OMG, We're stuck with Comcast--Ten years ago, more than 200 municipalities in America dreamed of the Wired City where you could get broadband internet service anywhere, inthe libraries, schools, on a park bench, sitting in your car. Parking meters would be wired, as would police and ambulances and firetrucks. Ten years later very few municipal WiFi services exist. 


The Wired City was a dream and it would bring the internet to even those who could not afford it. Best of all, you didn’t have to deal with Verizon or Comcast, which alone would be reason to celebrate. And cities wouldn’t have to go through the expense of digging ditches or stringing cables to each building or home.

The dream ran into economics and politics. Mostly, however, it ran into a simple technologic problem. You can’t wire a city with WiFi. Wrong technology.

The dream was glorious, and cities like Philadelphia, Chicago, and even technology savvy San Francisco, fell for it. Philly and several other cities even found a corporate ally, Earthlink, and hot spots were even begun. But two or three years later, the plans were abandoned. Earthlink ran like hell and the cities acknowledged it wasn’t going to work.

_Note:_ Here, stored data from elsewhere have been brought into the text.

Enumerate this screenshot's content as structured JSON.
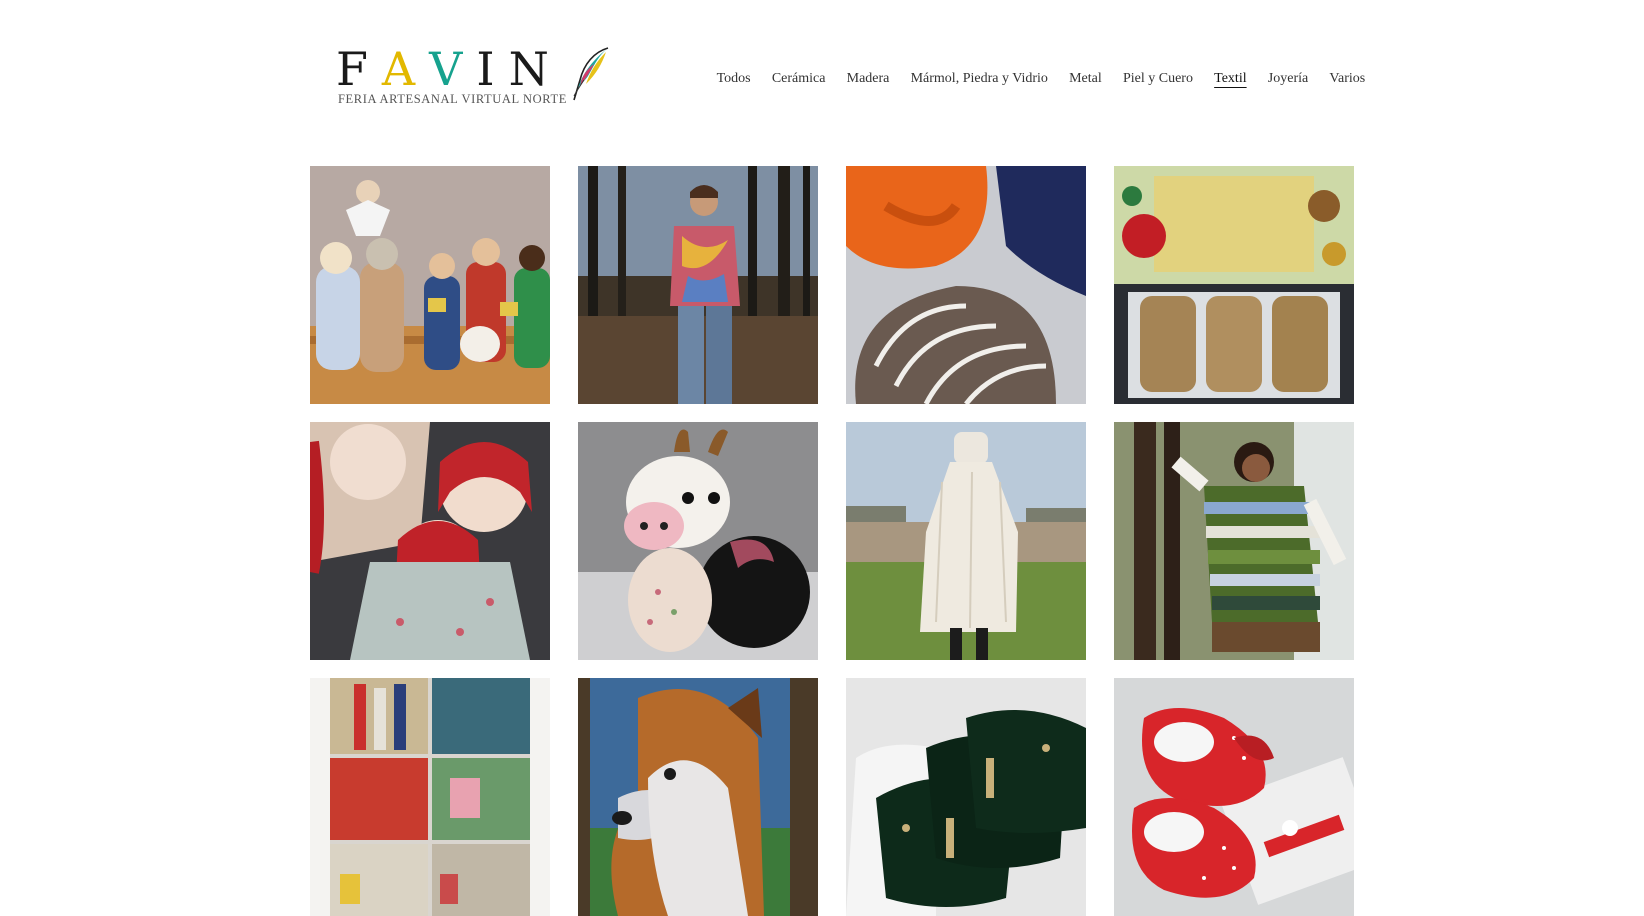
{
  "brand": {
    "wordmark": [
      "F",
      "A",
      "V",
      "I",
      "N"
    ],
    "wordmark_colors": [
      "#1a1a1a",
      "#e2b800",
      "#16a28e",
      "#1a1a1a",
      "#1a1a1a"
    ],
    "tagline": "FERIA ARTESANAL VIRTUAL NORTE",
    "logo_icon": "feather-icon"
  },
  "nav": {
    "items": [
      {
        "label": "Todos",
        "active": false
      },
      {
        "label": "Cerámica",
        "active": false
      },
      {
        "label": "Madera",
        "active": false
      },
      {
        "label": "Mármol, Piedra y Vidrio",
        "active": false
      },
      {
        "label": "Metal",
        "active": false
      },
      {
        "label": "Piel y Cuero",
        "active": false
      },
      {
        "label": "Textil",
        "active": true
      },
      {
        "label": "Joyería",
        "active": false
      },
      {
        "label": "Varios",
        "active": false
      }
    ]
  },
  "gallery": {
    "tiles": [
      {
        "subject": "crochet-nativity-dolls"
      },
      {
        "subject": "tie-dye-shirt-boy-in-forest"
      },
      {
        "subject": "knitted-scarves"
      },
      {
        "subject": "christmas-breads"
      },
      {
        "subject": "red-haired-cloth-dolls"
      },
      {
        "subject": "plush-cow"
      },
      {
        "subject": "white-knit-poncho"
      },
      {
        "subject": "striped-poncho-woman"
      },
      {
        "subject": "painted-bottles-and-jars"
      },
      {
        "subject": "dog-tapestry"
      },
      {
        "subject": "black-face-masks"
      },
      {
        "subject": "red-polka-dot-baby-shoes"
      }
    ]
  }
}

By last March, when the Federal Communication Commission released Connecting American, the National Broadband Plan, WiFi was mentioned on only a few pages. We had moved on.

If you wanted WiFi, you probably needed to head to a Starbucks. You can do a building, an office, an airport, even a campus. You cannot do a city.

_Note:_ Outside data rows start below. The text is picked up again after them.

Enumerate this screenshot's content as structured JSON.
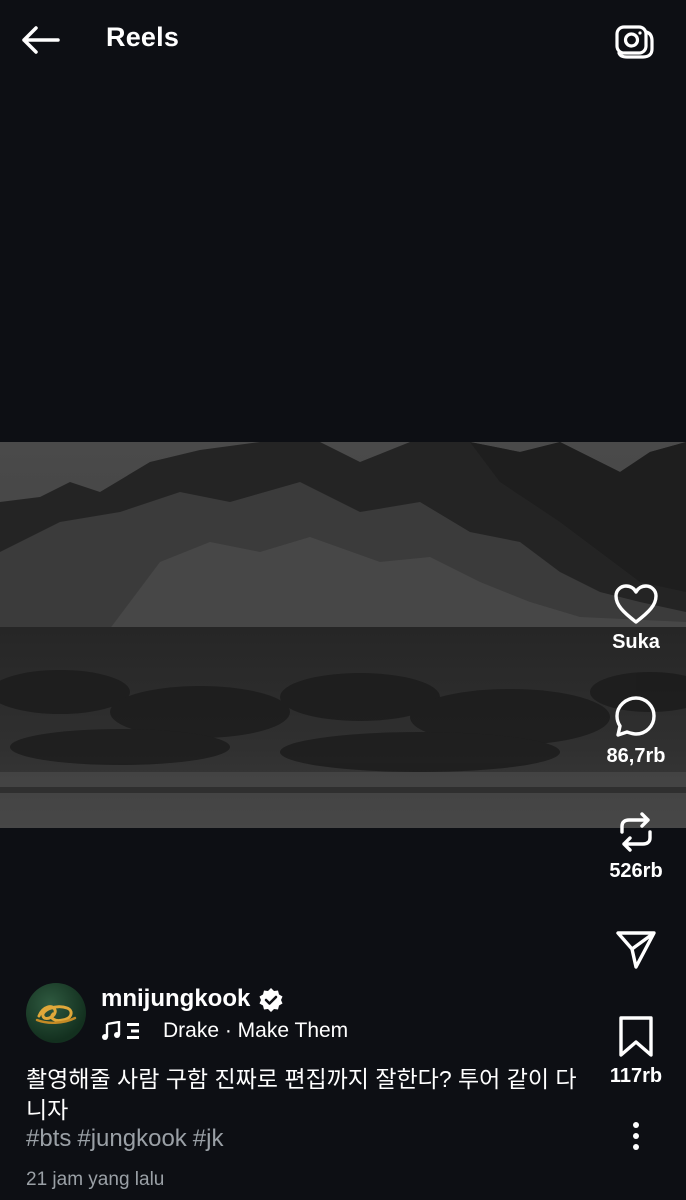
{
  "header": {
    "title": "Reels",
    "back_icon": "arrow-left-icon",
    "camera_icon": "camera-icon"
  },
  "actions": {
    "like": {
      "icon": "heart-icon",
      "label": "Suka"
    },
    "comment": {
      "icon": "comment-icon",
      "count": "86,7rb"
    },
    "repost": {
      "icon": "repost-icon",
      "count": "526rb"
    },
    "share": {
      "icon": "send-icon"
    },
    "save": {
      "icon": "bookmark-icon",
      "count": "117rb"
    },
    "more": {
      "icon": "more-vertical-icon"
    }
  },
  "post": {
    "username": "mnijungkook",
    "verified": true,
    "audio": "Drake · Make Them",
    "caption": "촬영해줄 사람 구함 진짜로 편집까지 잘한다? 투어 같이 다니자",
    "hashtags": [
      "#bts",
      "#jungkook",
      "#jk"
    ],
    "timestamp": "21 jam yang lalu"
  },
  "colors": {
    "background": "#0d0f14",
    "text": "#ffffff",
    "secondary_text": "#9aa0a6"
  }
}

One of the first problems was predictable. The cable companies, especially Time-Warner and Comcast went berserk, complaining of unfair competition. They often had monopolies in cities and were not happy about having to give up any shadow of the space to someone who would operate as a non-profit. They lobbied states to ban municipality owned systems and succeeded in many. The battle now is still being battled in North Carolina.

But the technology was its own worse enemy.
  • What you send from a transmitter doesn’t always match what you get at the receiver. Free-space propagation means that a signal strength degrades inversely proportional to the square of the distance between the two. Even if nothing interferes, the signal will degrade.
  • The interference in a city is massive. Every wall, car, piece of furniture, tree, window that comes between the transmitter and receiver will reflect, diffract and scatter the signal. So does every other radio signal.
  • WiFi is limited to two broadcast bands and they have to share the space with other electronic devices. Since none of these devices have to be licensed, anyone can turn one on and screw up a WiFi network.
  • The FCC limits power to 1 watt, not nearly powerful enough to overcome the obstacles.
  • The signal frequencies are too high. The lower the frequency the better a system’s ability to cope with interference.WiFi operates at 2.4 GHz and 5 GHz; FM radio, which can penetrate walls and cars, operates  between 30 MHz-300 MHz.
  • All the above means you have to have a lot of installations and someone has to install them, climbing on trees and poles, negotiating with landlords, drilling holes, running cables in interiors.
Actually, there are technologies that would work, including 3G and 4G telephony. That won’t help laptops equipped with WiFi or other computers, so that remedy is not terribly useful.
For now, the Wired City will have to be limited to specific areas. And some of us still have to tray to get a live human being at Comcast or Verizon.
“Your call is important to us. Now sit there and wait.”